DeYoung sang and wrote many of the band’s biggest hits, including “Lady,” “Babe,” “Show Me the Way” and “Come Sail Away.” Following a couple of successful reunion tours, he separated from the group in 1999 while Young and Shaw continued performing under the Styx name. The reason for DeYoung’s dismissal differs depending on whom you ask.
Shaw and Young insist the impetus came from the band’s 1983 concept album Kilroy Was Here. The project, most remembered for the popular but polarizing track “Mr. Roboto,” created severe tension within the group, leading to its initial breakup in 1984. Even though they were able to put lingering issues aside for reunion tours in the ‘90s, Shaw and Young say the Kilroy Was Here experience poisoned any chance at reconciliation with their former frontman.
DeYong, on the other hand, believes his former bandmates use Kilroy as a scapegoat, when their true motive was more about power. “They said in 1999 that the reason they had to replace me was because of something that happened in 1983,” the singer explained. “And we’d just done two successful reunion tours in 1996 and 1997 and we were recording a new album! But if you tell a lie long enough and with enough enthusiasm, people are going to believe it.”
DeYoung adding that Shaw and Young “wanted to assume control.” Despite these feelings, the former frontman still hopes to reunite with Styx.
“Let’s get together and give the fans one more run at this thing, and then I’ll ride off into the sunset,” DeYoung declared while imagining a conversation with his old bandmates. “You’ll keep doing your Styx thing and using the name. I don’t care. I want it one more time for our fans.”
In spite of these comments, the odds of Styx making up with DeYoung appear low. “It was an ugly time, but I’m not bitter about it anymore,” Young noted of DeYong’s tenure during a 2018 interview with Billboard. “It’s clear that moment in time was a huge mistake. We gave [DeYoung] enough rope to hang himself, and us, collectively, and that’s part of Styx history. We killed the golden goose, at least for the time being. It’s taken a long time to resurrect it, and we’ve succeeded, mightily. I’m not mad at [DeYoung] anymore. I’ve forgiven him and I wish the man well and happiness. I just have no desire to work with him.”
One occasion which could theoretically bring the Styx members back together would be a Rock & Roll Hall of Fame induction.
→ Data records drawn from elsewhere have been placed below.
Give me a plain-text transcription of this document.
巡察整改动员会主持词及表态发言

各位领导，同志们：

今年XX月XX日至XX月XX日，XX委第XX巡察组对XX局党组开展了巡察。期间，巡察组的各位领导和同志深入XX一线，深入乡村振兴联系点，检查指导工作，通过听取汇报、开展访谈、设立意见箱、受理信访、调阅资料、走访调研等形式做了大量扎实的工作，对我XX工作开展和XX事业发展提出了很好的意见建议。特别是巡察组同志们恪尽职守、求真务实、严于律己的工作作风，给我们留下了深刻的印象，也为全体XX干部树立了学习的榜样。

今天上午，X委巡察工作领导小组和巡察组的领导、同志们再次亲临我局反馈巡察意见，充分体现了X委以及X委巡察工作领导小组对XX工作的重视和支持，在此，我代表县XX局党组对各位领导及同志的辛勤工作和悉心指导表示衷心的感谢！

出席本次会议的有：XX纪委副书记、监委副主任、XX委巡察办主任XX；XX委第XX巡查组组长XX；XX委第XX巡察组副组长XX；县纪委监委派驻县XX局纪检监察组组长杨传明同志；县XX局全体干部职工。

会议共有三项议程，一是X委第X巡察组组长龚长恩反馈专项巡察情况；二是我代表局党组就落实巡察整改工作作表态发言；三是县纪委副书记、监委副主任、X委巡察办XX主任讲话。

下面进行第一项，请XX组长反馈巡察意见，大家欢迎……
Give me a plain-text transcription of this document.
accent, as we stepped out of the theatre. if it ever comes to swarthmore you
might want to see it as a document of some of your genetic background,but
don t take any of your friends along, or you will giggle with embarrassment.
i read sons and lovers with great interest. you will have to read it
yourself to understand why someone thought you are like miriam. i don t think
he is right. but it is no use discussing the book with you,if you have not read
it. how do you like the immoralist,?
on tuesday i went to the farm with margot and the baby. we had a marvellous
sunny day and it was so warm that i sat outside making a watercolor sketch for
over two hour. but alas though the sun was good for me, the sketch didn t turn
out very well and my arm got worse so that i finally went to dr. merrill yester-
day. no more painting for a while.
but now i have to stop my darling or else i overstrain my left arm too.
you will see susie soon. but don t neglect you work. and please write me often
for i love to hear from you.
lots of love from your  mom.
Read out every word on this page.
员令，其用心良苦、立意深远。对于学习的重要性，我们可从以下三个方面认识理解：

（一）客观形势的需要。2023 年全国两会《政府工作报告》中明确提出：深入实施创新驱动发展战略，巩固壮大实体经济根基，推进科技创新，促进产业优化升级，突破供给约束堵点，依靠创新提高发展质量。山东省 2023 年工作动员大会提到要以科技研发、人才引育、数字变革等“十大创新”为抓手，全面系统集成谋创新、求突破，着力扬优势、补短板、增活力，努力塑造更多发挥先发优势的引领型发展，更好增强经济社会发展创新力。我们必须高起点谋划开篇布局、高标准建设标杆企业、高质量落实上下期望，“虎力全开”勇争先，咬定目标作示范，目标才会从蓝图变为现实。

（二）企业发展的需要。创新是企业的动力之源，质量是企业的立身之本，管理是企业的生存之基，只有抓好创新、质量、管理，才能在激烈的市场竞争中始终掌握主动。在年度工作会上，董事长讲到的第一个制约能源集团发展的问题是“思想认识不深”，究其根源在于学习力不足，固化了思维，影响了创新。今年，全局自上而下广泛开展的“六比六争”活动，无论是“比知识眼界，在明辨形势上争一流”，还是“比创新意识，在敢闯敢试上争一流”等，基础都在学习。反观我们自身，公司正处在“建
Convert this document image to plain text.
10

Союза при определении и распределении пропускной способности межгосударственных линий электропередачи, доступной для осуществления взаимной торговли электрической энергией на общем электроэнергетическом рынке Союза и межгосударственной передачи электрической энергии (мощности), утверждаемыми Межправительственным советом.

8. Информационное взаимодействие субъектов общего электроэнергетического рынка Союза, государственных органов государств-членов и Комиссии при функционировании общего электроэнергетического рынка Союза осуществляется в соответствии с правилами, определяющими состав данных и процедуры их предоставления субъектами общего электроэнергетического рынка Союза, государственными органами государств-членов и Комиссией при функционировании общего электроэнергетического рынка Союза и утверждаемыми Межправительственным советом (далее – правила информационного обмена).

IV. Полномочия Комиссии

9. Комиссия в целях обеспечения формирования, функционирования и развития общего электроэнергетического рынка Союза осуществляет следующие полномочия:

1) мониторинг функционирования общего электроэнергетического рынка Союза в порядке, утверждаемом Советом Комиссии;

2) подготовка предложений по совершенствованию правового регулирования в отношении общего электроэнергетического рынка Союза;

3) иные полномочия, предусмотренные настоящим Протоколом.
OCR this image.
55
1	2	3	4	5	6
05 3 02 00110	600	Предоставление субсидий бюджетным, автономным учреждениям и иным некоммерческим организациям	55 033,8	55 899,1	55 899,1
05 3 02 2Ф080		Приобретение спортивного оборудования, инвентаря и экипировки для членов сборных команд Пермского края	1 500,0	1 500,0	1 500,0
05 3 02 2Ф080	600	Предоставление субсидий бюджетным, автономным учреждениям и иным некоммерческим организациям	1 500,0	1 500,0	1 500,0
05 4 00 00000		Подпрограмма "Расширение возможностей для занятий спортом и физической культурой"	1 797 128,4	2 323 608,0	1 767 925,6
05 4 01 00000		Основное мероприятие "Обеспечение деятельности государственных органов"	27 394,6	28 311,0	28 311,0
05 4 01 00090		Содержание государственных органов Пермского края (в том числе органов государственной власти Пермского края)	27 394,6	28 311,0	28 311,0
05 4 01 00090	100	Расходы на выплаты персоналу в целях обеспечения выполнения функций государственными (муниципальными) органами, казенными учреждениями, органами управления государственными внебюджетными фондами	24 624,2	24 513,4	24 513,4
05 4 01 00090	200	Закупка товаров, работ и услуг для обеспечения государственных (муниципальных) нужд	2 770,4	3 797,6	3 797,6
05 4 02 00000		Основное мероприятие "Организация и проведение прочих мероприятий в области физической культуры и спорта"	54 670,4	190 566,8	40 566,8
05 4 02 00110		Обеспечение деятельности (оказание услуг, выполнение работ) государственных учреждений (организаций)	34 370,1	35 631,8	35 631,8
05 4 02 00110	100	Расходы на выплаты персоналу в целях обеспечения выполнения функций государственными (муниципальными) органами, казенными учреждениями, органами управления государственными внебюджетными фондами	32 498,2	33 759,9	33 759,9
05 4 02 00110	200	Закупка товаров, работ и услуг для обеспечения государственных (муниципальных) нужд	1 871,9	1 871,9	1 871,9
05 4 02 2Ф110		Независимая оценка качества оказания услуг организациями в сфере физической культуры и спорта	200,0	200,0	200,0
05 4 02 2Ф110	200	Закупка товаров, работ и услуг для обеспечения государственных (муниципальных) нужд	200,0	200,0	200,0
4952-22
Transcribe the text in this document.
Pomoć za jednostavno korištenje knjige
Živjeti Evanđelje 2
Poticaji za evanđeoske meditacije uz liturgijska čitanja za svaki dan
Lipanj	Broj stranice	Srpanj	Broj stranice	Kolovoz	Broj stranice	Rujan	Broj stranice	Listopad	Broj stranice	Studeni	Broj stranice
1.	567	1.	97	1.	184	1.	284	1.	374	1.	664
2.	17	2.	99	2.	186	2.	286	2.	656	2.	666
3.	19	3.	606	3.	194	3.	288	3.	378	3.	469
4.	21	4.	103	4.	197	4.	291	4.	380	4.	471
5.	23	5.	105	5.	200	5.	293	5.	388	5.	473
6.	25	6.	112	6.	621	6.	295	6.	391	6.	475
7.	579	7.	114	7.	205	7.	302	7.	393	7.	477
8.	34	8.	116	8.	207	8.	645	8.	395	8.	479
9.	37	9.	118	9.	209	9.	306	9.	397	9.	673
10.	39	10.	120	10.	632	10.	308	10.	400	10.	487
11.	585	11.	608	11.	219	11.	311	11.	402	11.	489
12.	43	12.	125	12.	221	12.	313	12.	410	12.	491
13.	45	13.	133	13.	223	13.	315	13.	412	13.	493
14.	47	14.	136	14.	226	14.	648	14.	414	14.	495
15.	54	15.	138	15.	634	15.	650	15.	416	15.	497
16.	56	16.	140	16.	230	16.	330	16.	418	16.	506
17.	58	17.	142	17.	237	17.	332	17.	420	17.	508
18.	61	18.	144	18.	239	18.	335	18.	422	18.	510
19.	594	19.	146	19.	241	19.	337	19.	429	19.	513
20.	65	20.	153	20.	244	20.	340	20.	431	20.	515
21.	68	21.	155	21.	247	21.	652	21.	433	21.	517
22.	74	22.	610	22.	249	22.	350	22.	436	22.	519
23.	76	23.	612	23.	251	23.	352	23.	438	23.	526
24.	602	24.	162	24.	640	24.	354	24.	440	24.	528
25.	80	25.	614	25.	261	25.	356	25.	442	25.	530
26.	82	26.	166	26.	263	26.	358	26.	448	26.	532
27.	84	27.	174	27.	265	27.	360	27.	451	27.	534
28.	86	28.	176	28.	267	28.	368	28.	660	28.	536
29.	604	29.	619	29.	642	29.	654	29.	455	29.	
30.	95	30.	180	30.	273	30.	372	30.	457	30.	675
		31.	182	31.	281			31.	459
The band has been eligible since 1997, and DeYoung clearly feels the honor is overdue. “I want to be in the Rock & Roll Hall of Fame because we deserve to be,” the singer stated. “I’m sickened by the fact that we’re not.”
DeYoung, meanwhile, is prepping 26 East: Volume 1, his first album of original solo material in more than a decade. The LP is due on April 10.